Il presidente Valastro fa il punto: nel 2023 distribuiti 460mila pacchi alimentari e altrettanti pasti. 90mila i progetti di integrazione
Stando ai dati Istat, è calata nel 2023 la popolazione a rischio di povertà o esclusione sociale: dal 24,4% dell’anno precedente al 22,8%. È aumentato però il numero di quanti si trovano in condizione di grave deprivazione materiale e sociale. Ma dietro ai numeri, osserva il presidente di Croce rossa italiana Rosario Valastro, «ci sono esseri umani che quotidianamente devono fare i conti con una bassa disponibilità di risorse economiche che significa difficoltà di accesso a beni essenziali, all’assistenza sanitaria, all’istruzione, all’alloggio».

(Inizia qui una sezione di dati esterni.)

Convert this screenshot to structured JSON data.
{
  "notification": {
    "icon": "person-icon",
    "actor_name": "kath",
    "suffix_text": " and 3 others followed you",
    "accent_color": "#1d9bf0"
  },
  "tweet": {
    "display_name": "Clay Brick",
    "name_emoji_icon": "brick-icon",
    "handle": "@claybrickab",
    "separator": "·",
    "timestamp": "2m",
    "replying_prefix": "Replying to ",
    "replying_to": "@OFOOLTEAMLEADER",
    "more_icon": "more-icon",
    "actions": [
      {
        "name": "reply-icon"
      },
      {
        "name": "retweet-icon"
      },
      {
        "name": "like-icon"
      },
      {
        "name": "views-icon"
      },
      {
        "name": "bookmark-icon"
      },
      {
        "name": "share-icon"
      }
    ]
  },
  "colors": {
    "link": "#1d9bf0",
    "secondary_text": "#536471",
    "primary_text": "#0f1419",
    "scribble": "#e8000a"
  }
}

Interviene nella Giornata mondiale per l’eradicazione della povertà, il presidente Cri, volgendo il suo pensiero «alle famiglie alle quali ogni giorno forniamo pacchi alimentari, alle solitudini di quanti si rivolgono ai nostri sportelli sociali, ai senza dimora che assistiamo quotidianamente. Sono gli esseri umani, ciascuno con una propria dignità, che danno un volto ai numeri – aggiunge -. Sono le persone alle quali la Croce rossa italiana non volta le spalle ma tende la mano, grazie all’incrollabile impegno di volontarie e volontari».
“Porre fine al maltrattamento sociale e istituzionale. Agire insieme per società giuste, pacifiche e inclusive”: questo il tema della Giornata 2024, che punta l’attenzione su una delle dimensioni nascoste della povertà, quella della stigmatizzazione, che conduce a politiche e pratiche che negano i diritti umani fondamentali. «L’esperienza quotidiana delle povertà che affliggono tante persone, ci mette di fronte a un mondo nel quale purtroppo va perdendosi la solidarietà sociale e aumenta sempre di più lo stigma nei confronti di chi non ha risorse. Come se la povertà fosse una colpa», osserva Valastro.
Davanti a tutto questo, Croce rossa italiana «risponde concretamente, ogni giorno». Lo dimostrano i numeri: nel 2023 ha distribuito circa 460mila pacchi alimentari, erogato quasi lo stesso numero di pasti, consegnato più di un milione di generi alimentari di prima necessità attraverso le Unità di strada. E ancora, attraverso l’attività dei Comitati, sono stati consegnati quasi 90mila beni non alimentari e raggiunte 90mila persone con progetti di integrazione sociale. Per il presidente, «sono i numeri di chi è sempre in prima linea, ovunque e per chiunque».